Powerful voice of a victim
- Review: The Rape of Lucrece, Gate Theatre, until April 7
William Shakespeare’s poem about the beautiful and virtuous Lucretia, wife of Collatine, contains beauty of language and also terrible violence. It is a rape narrative, set just before the establishment of the Roman Republic in the early 6th century. Roman soldier Tarquin is so inflamed by his colleague Collatine’s rapturous account of his wife’s beauty and chastity — he is especially inflamed by the chastity part — that he goes to her home and rapes her.
This stage show is made from the Shakespeare poem, and has been adapted by Elizabeth Freestone, Feargal Murray and Camille O’Sullivan, with Freestone directing, and Murray and O’Sullivan creating original music.
Rape narratives are problematic. They pander to the audience impulses for titillation and sadism. Shakespeare is well aware of this. He fills the first half of the sequence with an effective build up of pre-rape tension, complete with the assailant creeping through doors at the dead of night. In this version, however, Lucrece is given plenty of space to articulate her feelings about the crime.
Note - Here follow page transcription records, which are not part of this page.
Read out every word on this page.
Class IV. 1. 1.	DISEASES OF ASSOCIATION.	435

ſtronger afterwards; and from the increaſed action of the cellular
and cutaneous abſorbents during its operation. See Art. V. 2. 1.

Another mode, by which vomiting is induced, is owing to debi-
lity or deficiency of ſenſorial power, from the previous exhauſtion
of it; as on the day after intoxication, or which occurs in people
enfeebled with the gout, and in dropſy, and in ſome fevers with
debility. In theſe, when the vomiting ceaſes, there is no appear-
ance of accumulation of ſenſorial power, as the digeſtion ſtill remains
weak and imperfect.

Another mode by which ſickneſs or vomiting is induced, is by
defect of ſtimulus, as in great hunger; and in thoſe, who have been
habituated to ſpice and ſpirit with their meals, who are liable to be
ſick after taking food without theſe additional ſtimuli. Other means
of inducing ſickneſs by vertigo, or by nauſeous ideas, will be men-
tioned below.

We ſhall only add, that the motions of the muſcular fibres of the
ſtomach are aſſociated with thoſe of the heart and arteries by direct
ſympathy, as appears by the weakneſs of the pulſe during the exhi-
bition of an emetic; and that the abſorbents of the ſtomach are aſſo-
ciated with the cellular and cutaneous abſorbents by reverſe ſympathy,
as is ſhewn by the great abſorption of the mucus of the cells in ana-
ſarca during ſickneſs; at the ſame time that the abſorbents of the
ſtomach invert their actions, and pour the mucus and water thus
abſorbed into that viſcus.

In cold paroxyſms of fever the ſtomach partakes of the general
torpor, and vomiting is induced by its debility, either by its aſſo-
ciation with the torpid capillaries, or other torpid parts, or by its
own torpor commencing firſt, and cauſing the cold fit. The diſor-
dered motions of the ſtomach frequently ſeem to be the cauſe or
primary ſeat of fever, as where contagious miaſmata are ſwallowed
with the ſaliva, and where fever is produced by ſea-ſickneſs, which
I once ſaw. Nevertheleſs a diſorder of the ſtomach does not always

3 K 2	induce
The poetry is both spoken and sung. O’Sullivan moves through the 80 minutes of material, sometimes embodying Tarquin the rapist, sometimes Lucrece the victim, and eventually Lucrece’s husband and father. Her line readings are underpinned with a strong gestural physicality, wonderfully directed by Freestone, that so clarifies the knotty Shakespearean language. Her intense moments of suffering are finely judged and she embodies the tyranny of Tarquin with powerful persuasiveness.
The brutal inequality of the physical presences of Tarquin and Lucrece are invoked in Lily Arnold’s clever design by a pair of huge black boots and a pair of delicate, white-satin court shoes. O’Sullivan wears a large, military-style coat for the first 40 minutes, when the poem is more concentrated on the actions of Tarquin. After the rape, the coat comes off to reveal a shapeless white slip, as the story moves to an exploration of the consequences for Lucrece. O’Sullivan’s performance is brilliant and touching. She is a major star and this poetic and musical sequence is an ideal vehicle for her talent. Murray’s music and piano accompaniment is subtle at times and perfectly strong at others, providing a sweet setting for O’Sullivan’s fierce voice, which veers from sweetly lyrical to gravel-textured power.
Lucrece kills herself to eradicate her shame, and her body is paraded through the streets of Rome, causing her assailant to be banished and the establishment of the Roman Republic.Her husband and father use her ruination to create political change. For the woman, the rape narrative rarely ends well. But O’Sullivan’s magnificent performance at least gives the victim a powerful voice.
House-extension play built on humour
This comedy by Isobel Mahon was first seen in the little Dolmen theatre, above The Magic Carpet pub in Cornelscourt, in 2016. Selma Mae, played by the author, has recently emerged from St Mel's psychiatric hospital after a suicide attempt. Her "genius" architect husband Alan has designed a shiny new extension for their Carrickmines home, and she has reluctantly organised a party to celebrate. As the party unfolds, so do a variety of hidden truths.
This is an old-fashioned play, in the sense that it happens in real time and there are no meta-theatrics or technical stunts. It is the kind of middle-class comedy that is a rarity on the Irish stage. Mahon's writing is witty and on point, particularly when it comes to the house-extension industry of the boom (the play is set in 2006).
Her treatment of mental illness is pitched for laughs, but there is a constant undertow of seriousness.
Director Caroline FitzGerald steers the party along with perfect pacing. Mahon's performance as the depressed central character exudes the passive helplessness of the psychiatrically unwell. Claudia O'Carroll offers a tour-de-force comic turn as the new-agey Chloe from two doors up who "hasn't chopped a vegetable since 2003".
Maria McDermottroe is funny as the daft wrong-headed mother Carmel. Aisling O'Neill, as the sister Maeve, drips charisma around the stage and Rose Henderson, as the obsessive-compulsive friend from the psychiatric hospital, brings an anarchic energy to proceedings.
Martin Cahill's design is perfunctory and not as well-heeled or sophisticated as the play and venue demand. There is a crucial plot detail about damage to the extension that is not well reflected visually. The play loses its comedy chops about 10 minutes before the end, and takes a swerve in a more serious direction, not entirely successfully. But overall, the satirical edge is sharp and makes for a very funny night out.